We may subsequently calculate total variation divergence (TVD), a measure of distance between two distributions similar to KL divergence

D_{\text{TV}}(p,q)=\frac{1}{2}\sum_{x}\lvert p(x)-q(x) \rvert \leq 1

Through some simplifications, we note that

\begin{align*} D_{\text{TV}}(p_{\text{train}},p_{\pi_{\theta}}) &= \frac{1}{2}\sum_{\mathbf{s}_{t}}\lvert p_{\text{train}}(\mathbf{s}_{t})-p_{\pi_{\theta}}(\mathbf{s}_{t}) \rvert \\ &= \frac{1}{2}\sum_{\mathbf{s}_{t}}\lvert p_{\text{train}}(\mathbf{s}_{t})-(1-\epsilon)^{t}p_{\text{train}}(\mathbf{s}_{t}) + (1-(1-\epsilon)^{t})p_{\text{mistake}}(\mathbf{s}_{t}) \rvert \\ &= (1-(1-\epsilon)^{t}) \frac{1}{2}\sum_{\mathbf{s}_{t}}\lvert p_{\text{train}}(\mathbf{s}_{t})-p_{\text{mistake}}(\mathbf{s}_{t}) \rvert \end{align*}

From the upper-bound on TVD $\leq1$ and the identity $(1-\epsilon)^{t}\geq 1-\epsilon t$ for $\epsilon \in[0,1]$ , we find

\begin{align*} D_{\text{TV}}(p_{\text{train}},p_{\pi_{\theta}}) &\leq (1-(1-\epsilon)^{t}) \\ &\le \epsilon t \end{align*}

In other words, the distance between probability distributions increases linearly in $t$ . This bound allows us to derive, after several simplifications, that

E[M]\leq \sum_{t=1}^{H} \epsilon+2\epsilon t

or that $E[M]\in O(\epsilon H^{2})$ . Thus, the error increases quadratically with the horizon.

$\square$

This analysis, however, is pessimistic, as it assumes we cannot recover from mistakes.

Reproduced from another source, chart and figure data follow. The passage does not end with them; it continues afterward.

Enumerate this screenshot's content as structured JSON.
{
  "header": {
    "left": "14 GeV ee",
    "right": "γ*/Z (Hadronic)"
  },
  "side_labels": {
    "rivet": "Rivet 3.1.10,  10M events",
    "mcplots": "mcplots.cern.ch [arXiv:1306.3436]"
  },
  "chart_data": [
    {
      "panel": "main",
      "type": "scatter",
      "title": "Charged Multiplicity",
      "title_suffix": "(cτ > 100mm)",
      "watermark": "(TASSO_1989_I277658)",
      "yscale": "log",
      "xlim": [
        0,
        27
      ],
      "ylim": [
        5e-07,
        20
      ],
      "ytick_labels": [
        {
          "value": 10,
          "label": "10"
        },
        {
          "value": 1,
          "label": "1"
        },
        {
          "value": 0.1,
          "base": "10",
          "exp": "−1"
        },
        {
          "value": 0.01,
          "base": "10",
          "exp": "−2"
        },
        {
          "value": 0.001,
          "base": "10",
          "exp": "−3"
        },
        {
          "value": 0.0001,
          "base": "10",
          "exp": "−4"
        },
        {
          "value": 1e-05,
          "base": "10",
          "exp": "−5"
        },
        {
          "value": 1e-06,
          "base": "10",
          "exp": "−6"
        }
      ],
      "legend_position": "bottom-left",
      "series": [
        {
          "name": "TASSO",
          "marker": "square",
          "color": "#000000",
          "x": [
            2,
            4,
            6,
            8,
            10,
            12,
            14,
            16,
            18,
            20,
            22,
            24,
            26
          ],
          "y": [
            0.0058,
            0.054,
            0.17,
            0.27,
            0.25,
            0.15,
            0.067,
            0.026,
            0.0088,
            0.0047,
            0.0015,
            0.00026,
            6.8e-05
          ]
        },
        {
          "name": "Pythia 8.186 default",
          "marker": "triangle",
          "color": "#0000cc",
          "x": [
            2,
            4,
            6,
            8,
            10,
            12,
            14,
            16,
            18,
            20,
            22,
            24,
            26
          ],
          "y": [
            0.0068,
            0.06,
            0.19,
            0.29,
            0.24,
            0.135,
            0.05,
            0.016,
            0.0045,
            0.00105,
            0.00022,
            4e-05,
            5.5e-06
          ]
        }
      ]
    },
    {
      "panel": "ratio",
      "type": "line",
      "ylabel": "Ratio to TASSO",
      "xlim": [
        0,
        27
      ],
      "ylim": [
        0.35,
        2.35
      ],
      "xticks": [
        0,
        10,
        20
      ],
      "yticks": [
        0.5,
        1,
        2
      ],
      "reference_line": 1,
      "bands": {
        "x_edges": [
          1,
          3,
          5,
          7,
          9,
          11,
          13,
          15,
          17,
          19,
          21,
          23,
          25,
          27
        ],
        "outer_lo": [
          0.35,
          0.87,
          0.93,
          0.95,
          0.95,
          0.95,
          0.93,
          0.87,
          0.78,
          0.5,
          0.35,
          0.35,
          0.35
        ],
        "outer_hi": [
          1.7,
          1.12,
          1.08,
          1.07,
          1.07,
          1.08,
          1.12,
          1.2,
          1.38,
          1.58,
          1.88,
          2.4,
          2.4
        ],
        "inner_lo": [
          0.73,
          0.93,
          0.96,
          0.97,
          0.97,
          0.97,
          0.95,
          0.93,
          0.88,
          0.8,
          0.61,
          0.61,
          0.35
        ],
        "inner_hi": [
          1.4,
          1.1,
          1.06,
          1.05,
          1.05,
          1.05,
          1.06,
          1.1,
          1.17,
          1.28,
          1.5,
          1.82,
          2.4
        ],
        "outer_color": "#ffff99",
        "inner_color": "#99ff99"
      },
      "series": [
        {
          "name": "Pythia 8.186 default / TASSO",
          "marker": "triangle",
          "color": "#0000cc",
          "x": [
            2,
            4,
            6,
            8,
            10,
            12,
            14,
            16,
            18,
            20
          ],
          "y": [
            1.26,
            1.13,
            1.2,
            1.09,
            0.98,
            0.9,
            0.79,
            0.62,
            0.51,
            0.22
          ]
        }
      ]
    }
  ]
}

Paradoxically, then, this implies that imitation learning can achieve better performance if the data includes more mistakes and subsequent recoveries.

Solution 1: DAgger: Dataset Aggregation
We'd like to make $p_{\text{data}}(\mathbf{o}_{t})\approx p_{\pi_{\theta}}(\mathbf{o}_{t})$ , i.e. reduce distributional shift. DAgger focuses on being smart about $p_{\text{data}}(\mathbf{o}_{t})$ for this purpose—its goal is to effectively collect training data from $p_{\pi_{\theta}}(\mathbf{o}_{t})$ instead of $p_{\text{data}}(\mathbf{o}_{t})$ !

Train $\pi_{\theta}(\mathbf{a}_{t}\mid \mathbf{o}_{t})$ from human data $\mathcal{D}$ .
Run $\pi_{\theta}(\mathbf{a}_{t}\mid \mathbf{o}_{t})$ to produce the model dataset $\mathcal{D}_{\pi}$ .
Ask a human to label $D_{\pi}$ with actions $\mathbf{a}_{t}$ .
Aggregate $D\leftarrow D\cup D_{\pi}$ .
Repeat.

This iteratively aligns the training dataset to further match the states/observations that the policy $\pi_{\theta}$ experiences.

The main difficulty with DAgger, however, is the production of labels by humans. This is not only expensive, but humans may not even be able to classify each observation, depending on the task.

A common variant of DAgger aimed to fix this issue is to replace human labeling with human intervention.

Train $\pi_{\theta}(\mathbf{a}_{t}\mid \mathbf{o}_{t})$ from human data $\mathcal{D}$ .
Run $\pi_{\theta}(\mathbf{a}_{t}\mid \mathbf{o}_{t})$ .
Ask a human to intervene or take over at some time step $t$ .
Add all $(\mathbf{o}_{t},\mathbf{u}_{t})$ examples to the human data $\mathcal{D}$ .
Repeat.